Move to local control has led to poorer care for neurological patientsBMJ 2012; 344 doi: https://doi.org/10.1136/bmj.e2112 (Published 16 March 2012) Cite this as: BMJ 2012;344:e2112
Local control of neurological care has allowed standards to fall in contrast to successful national targets on cancer and stroke, according to MPs.
The parliamentary public accounts committee has criticised poor coordination of care for the estimated two million people in the UK who have a neurological condition and the variation in quality of care around the country.
The committee’s report on services for people with neurological conditions says efforts to improve services in recent years have made some difference, but have not worked as well as similar efforts to improve cancer and stroke care.
In 2005, the government published its National Service Framework for long term conditions, containing 11 quality indicators, designed to improve services for people with such conditions.
Similar strategies also emerged for cancer, published in 2000, and stroke, initially as targets within the National Service Framework for older people in 2001 and a specific stoke strategy in 2007.
Unlike the cancer and stroke strategies, the model used to implement the long term conditions framework had not worked, said MPs, because implementation was left to local commissioners without national leadership to ensure improvements.
No baseline for services or outcomes was established when the framework was introduced and there was no ongoing monitoring of progress.
There has been some improvement, says the report, which acknowledges that health spending on neurological conditions increased by 38% in real terms, from £2.1bn (€2.5bn; $3.2bn) in 2006-7 to £2.9bn in 2009-10.
Despite the fact that people with neurological conditions need a range of services that cross boundaries between health and social care, spending on social services for such people was an estimated £2.4bn in 2009-10, and has remained flat since 2005-6.
MPs said that other improvements, such as reduced waiting times, have been offset by the fact that services remain below the quality requirements set out in the framework.
Of particular concern is a 32% increase in emergency admissions and the increased rate of readmissions to hospital within 28 days from 11.2% to 14%, since the introduction of the framework.
The MPs’ report concludes that despite the complex needs of people with neurological conditions, their care is often poorly coordinated, with only 22% of people with Parkinson’s disease, multiple sclerosis, and motor neurone disease having a personal care plan.
The department intended to decentralise and localise decision making, with central monitoring, so the MPs said it was essential that it set clear objectives for the outcomes and services for people with neurological conditions.
They recommended the proposed NHS Commissioning Board appoint a dedicated national clinical lead for neurology as well as local neurological networks.
Margaret Hodge, committee chair and Labour MP for Barking, said: “Individual care is often poorly coordinated and the quality of services received depends on where you live. Some areas simply don’t have enough expertise, both in hospitals and the community.”

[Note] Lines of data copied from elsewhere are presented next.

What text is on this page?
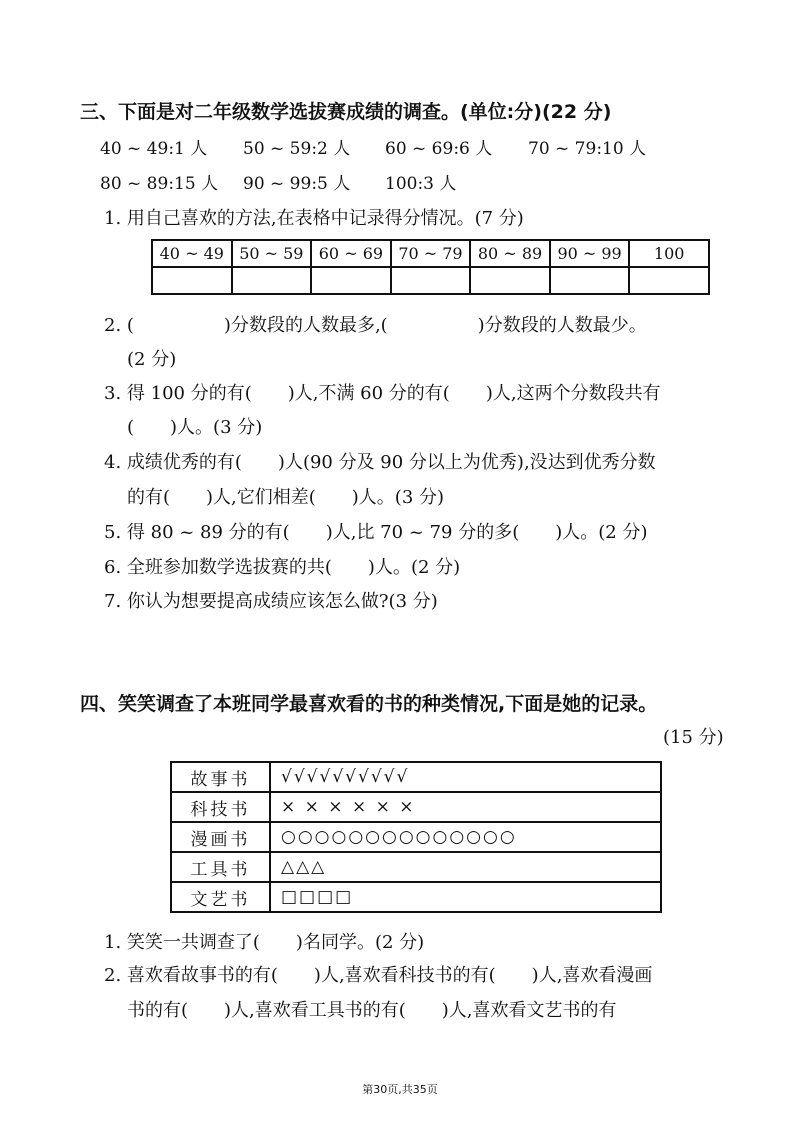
三、下面是对二年级数学选拔赛成绩的调查。(单位:分)(22 分)
40 ~ 49:1 人 50 ~ 59:2 人 60 ~ 69:6 人 70 ~ 79:10 人
80 ~ 89:15 人 90 ~ 99:5 人 100:3 人
1. 用自己喜欢的方法,在表格中记录得分情况。(7 分)
40 ~ 49	50 ~ 59	60 ~ 69	70 ~ 79	80 ~ 89	90 ~ 99	100

2. (　　　　　)分数段的人数最多,(　　　　　)分数段的人数最少。
(2 分)
3. 得 100 分的有(　　)人,不满 60 分的有(　　)人,这两个分数段共有
(　　)人。(3 分)
4. 成绩优秀的有(　　)人(90 分及 90 分以上为优秀),没达到优秀分数
的有(　　)人,它们相差(　　)人。(3 分)
5. 得 80 ~ 89 分的有(　　)人,比 70 ~ 79 分的多(　　)人。(2 分)
6. 全班参加数学选拔赛的共(　　)人。(2 分)
7. 你认为想要提高成绩应该怎么做?(3 分)
四、笑笑调查了本班同学最喜欢看的书的种类情况,下面是她的记录。
(15 分)
故事书	√√√√√√√√√√
科技书	× × × × × ×
漫画书	○○○○○○○○○○○○○○
工具书	△△△
文艺书	□□□□
1. 笑笑一共调查了(　　)名同学。(2 分)
2. 喜欢看故事书的有(　　)人,喜欢看科技书的有(　　)人,喜欢看漫画
书的有(　　)人,喜欢看工具书的有(　　)人,喜欢看文艺书的有
第30页,共35页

Speaking of the framework on long term conditions, Hodge said: “Unlike the strategies for cancer and stroke, the model used to implement the framework hasn’t worked. The cancer and stroke strategies were headed by a tsar and the department monitored services with clear data against clear targets.
“For this clinical area, the department left the implementation to local health commissioners but gave them no leadership at all. It set no baselines and failed to monitor progress. The present government needs to understand what went wrong here for the future.”
Cite this as: BMJ 2012;344:e2112
Services for people with neurological conditions is at: www.parliament.uk/business/committees/committees-a-z/commons-select/public-accounts-committee/publications/.